3. Particulate matter may be introduced by the sample, if not appropriately filtered before injection. Particulates may also be shed by system components such as seals in the pump or injector.

What makes a good guard column?

1. Since the role of a guard column is to prevent fouling of the analytical column, the guard column should be considerably less expensive than the analytical column it protects.
2. To simplify method development the guard column should contain the same packing material as the analytical column.    
   
   a. A larger particle size is acceptable as long as the packing material has the same chemical characteristics as the packing in the analytical column.
   b. The use of guard columns filled with large particle size pellicular packings used to be popular. Pellicular guard columns are relatively cheap and are effective in protecting the analytical column from particulate matter, but their low retentive capacity made them less suitable to protect the column from highly retentive sample components. 
   
3. To minimize the backpressure in the system, the length of the guard column should be as short as possible, while being long enough not to cause breakthrough of strongly retained solutes to the analytical column.
   
4. To minimize the backpressure in the system, the diameter of the guard column should be the same as the ID of the analytical column.
   
   a. Since the flow rate of the analysis is determined by the requirements of the separation on the analytical column, a guard column with a smaller ID would cause extra back pressure over a guard column that has the same ID as the analytical column.
   b. This consideration is less important the shorter the length of the guard column (1-1.5cm). Since back pressure is proportional to ID2, a 1.5cm x 3.2mm ID guard column generates (4.6/3.2)2 ~ 2 times the back pressure of a 1.5cm x 4.6mm ID guard column.
   
   
5. The top frit of the guard column has usually the same pore size as the frit on top of the analytical column, although the pore size can be larger if the guard column contains a larger particle size packing material. 
    
   a. The top frit should be small enough to prevent packing particles to block the frit when flow is momentarily interrupted during injection or when other sudden changes in back pressure occur.
   b. The top frit should be as large as possible to prevent frequent clogging from particulates derived from the sample or from system components.
   c. Since the top frit of the guard column is the most likely frit to get clogged during continued operation, it is helpful if the frit can be cleaned or replaced with relative ease.

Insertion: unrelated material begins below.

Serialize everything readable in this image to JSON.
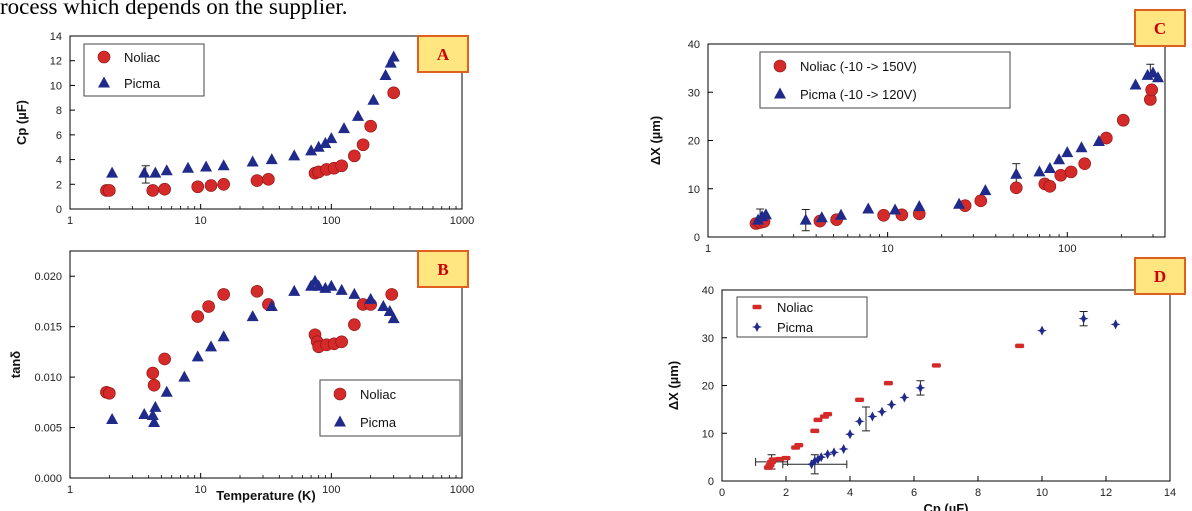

What are the different guard column designs?
Guard columns are available either as small replaceable columns or as guard cartridges that are easily inserted into a hand-tight guard column holder.

How do I install a guard column?
Installing a guard column is performed the same way as a primary column is installed, using stainless steel or PEEK tubing and fittings.

6. How can you tell when it is time to change your guard column? (back to top)

Unfortunately guard columns are not like light bulbs that burn out when it is time to change them. It is best to get into a routine of changing guard columns on a regular basis like you would a water filter. Tosoh recommends replacing guard cartridges after every 30 to 40 injections although this frequency can vary depending on (1) the mode of chromatography, (2) the chemical nature of the sample, (3) the cleanliness of the sample in terms of particulate matter or the presence of highly retained components, the volume injected, etc. 

Signs that might indicate a need to change the guard column are higher than usual back pressure, peak broadening, changes in selectivity or changes in retention time. To determine the cause of the change in efficiency, selectivity, retention or pressure, it is recommended to remove the guard column and check the performance of the analytical column under the manufacturer’s QC conditions. Of course, one needs to always keep in mind that a malfunction of the HPLC system can also result in higher or lower than usual pressure, changes in retention and selectivity, and loss in column efficiency.